L’auteur décrit aussi la manière dont les policiers et policières sont à l’abri de sanctions, ce qui leur donne une liberté de tirer sans se réfréner. La « non létalité » des armes tend à faire s’en servir plus, et elles font désormais partie intégrante d’une méthode classique de la police.

Paul Rocher nous révèle les chiffres des marchands d’armes et la manière dont les budgets augmentent dans le domaine de l’armement policier. Il décrit aussi la place qu’occupe la police dans la société, outil pour l’État pour maintenir son pouvoir. La peur au ventre, les citoyen.ne.s intègrent la répression et s’autorégulent.

Paul Rocher nous a fait l’honneur et le plaisir de répondre à quelques questions qu’ObsPol lui a posées, nous vous en proposons ci-dessous la lecture.

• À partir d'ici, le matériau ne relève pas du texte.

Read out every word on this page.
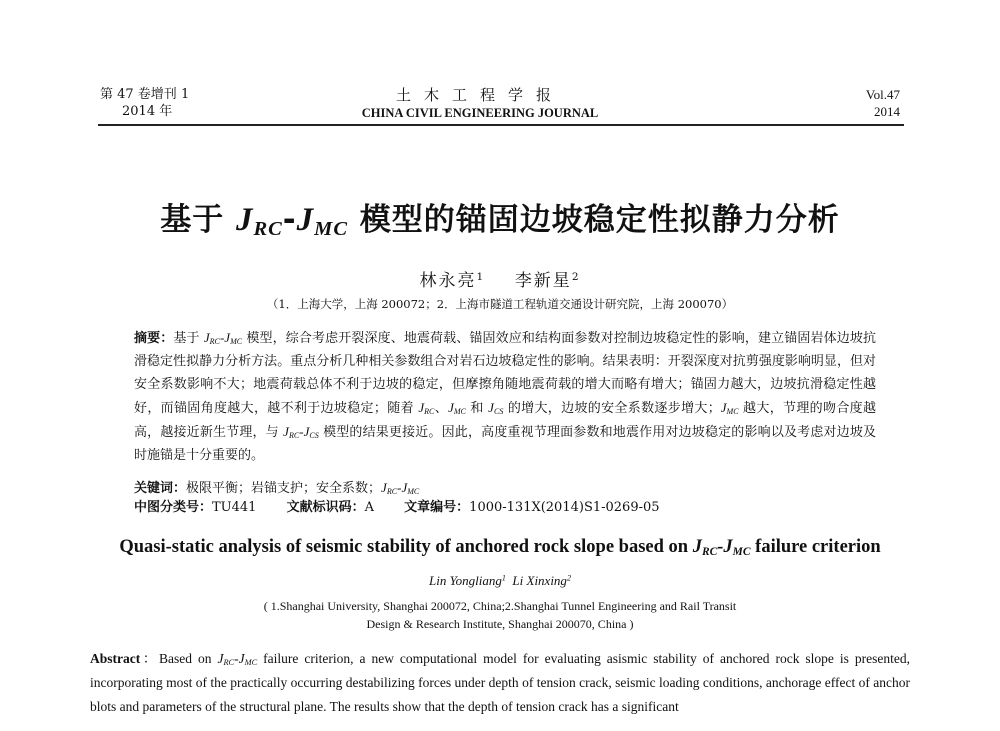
第 47 卷增刊 1
2014 年
土木工程学报
CHINA CIVIL ENGINEERING JOURNAL
Vol.47
2014
基于 $J_{RC}-J_{MC}$ 模型的锚固边坡稳定性拟静力分析
林永亮$^1$ 李新星$^2$
（1．上海大学，上海 200072；2．上海市隧道工程轨道交通设计研究院，上海 200070）
摘要：基于 $J_{RC}-J_{MC}$ 模型，综合考虑开裂深度、地震荷载、锚固效应和结构面参数对控制边坡稳定性的影响，建立锚固岩体边坡抗滑稳定性拟静力分析方法。重点分析几种相关参数组合对岩石边坡稳定性的影响。结果表明：开裂深度对抗剪强度影响明显，但对安全系数影响不大；地震荷载总体不利于边坡的稳定，但摩擦角随地震荷载的增大而略有增大；锚固力越大，边坡抗滑稳定性越好，而锚固角度越大，越不利于边坡稳定；随着 $J_{RC}$、$J_{MC}$ 和 $J_{CS}$ 的增大，边坡的安全系数逐步增大；$J_{MC}$ 越大，节理的吻合度越高，越接近新生节理，与 $J_{RC}-J_{CS}$ 模型的结果更接近。因此，高度重视节理面参数和地震作用对边坡稳定的影响以及考虑对边坡及时施锚是十分重要的。
关键词：极限平衡；岩锚支护；安全系数；$J_{RC}-J_{MC}$
中图分类号：TU441 文献标识码：A 文章编号：1000-131X(2014)S1-0269-05
Quasi-static analysis of seismic stability of anchored rock slope based on $J_{RC}-J_{MC}$ failure criterion
Lin Yongliang$^1$ Li Xinxing$^2$
( 1.Shanghai University, Shanghai 200072, China;2.Shanghai Tunnel Engineering and Rail Transit
Design & Research Institute, Shanghai 200070, China )
Abstract：Based on $J_{RC}-J_{MC}$ failure criterion, a new computational model for evaluating asismic stability of anchored rock slope is presented, incorporating most of the practically occurring destabilizing forces under depth of tension crack, seismic loading conditions, anchorage effect of anchor blots and parameters of the structural plane. The results show that the depth of tension crack has a significant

OBSPOL : Comme nous vous l’avons déjà exprimé, nous avons fortement apprécié votre livre et y avons trouvé énormément d’informations factuelles et d’analyses et toute une série de similitudes avec des situations vécues ces dernières années en Belgique ; bien que la France semble être un pas en avant, néanmoins l’évolution est comparable. Avez-vous un avis concernant la facilité avec laquelle tout cet arsenal se met en place sans que cela ne soulève de désapprobation, voire de protestations de la part du monde politique ou citoyen en général ? (Bien que les récents événements autour de la « loi sur la sécurité globale » semblent prouver qu’il y a moyen de réagir).

PAUL ROCHER : [note : par « cet arsenal » vous entendez l’arsenal « non létal » je suppose] La question des armes « non létales » est entourée d’un vocabulaire euphémisant : l’expression « non létale » en est la meilleure illustration mais on voit aussi que les balles en caoutchouc s’appellent officiellement des balles de défense, que des grenades à fragmentation sont désignées comme dispositif de protection… Par ailleurs, les gouvernements tendent de plus en plus à remplacer l’expression d’arme « non létale » par « à force intermédiaire » ou « à létalité réduite » mais on parle toujours des mêmes armes. D’après la définition officielle, il s’agit d’armes à effet limité, jamais mortelles ni définitivement handicapantes. En présentant ces armes comme peu dangereuses par définition les États tentent de prendre une longueur d’avance sur une éventuelle contestation.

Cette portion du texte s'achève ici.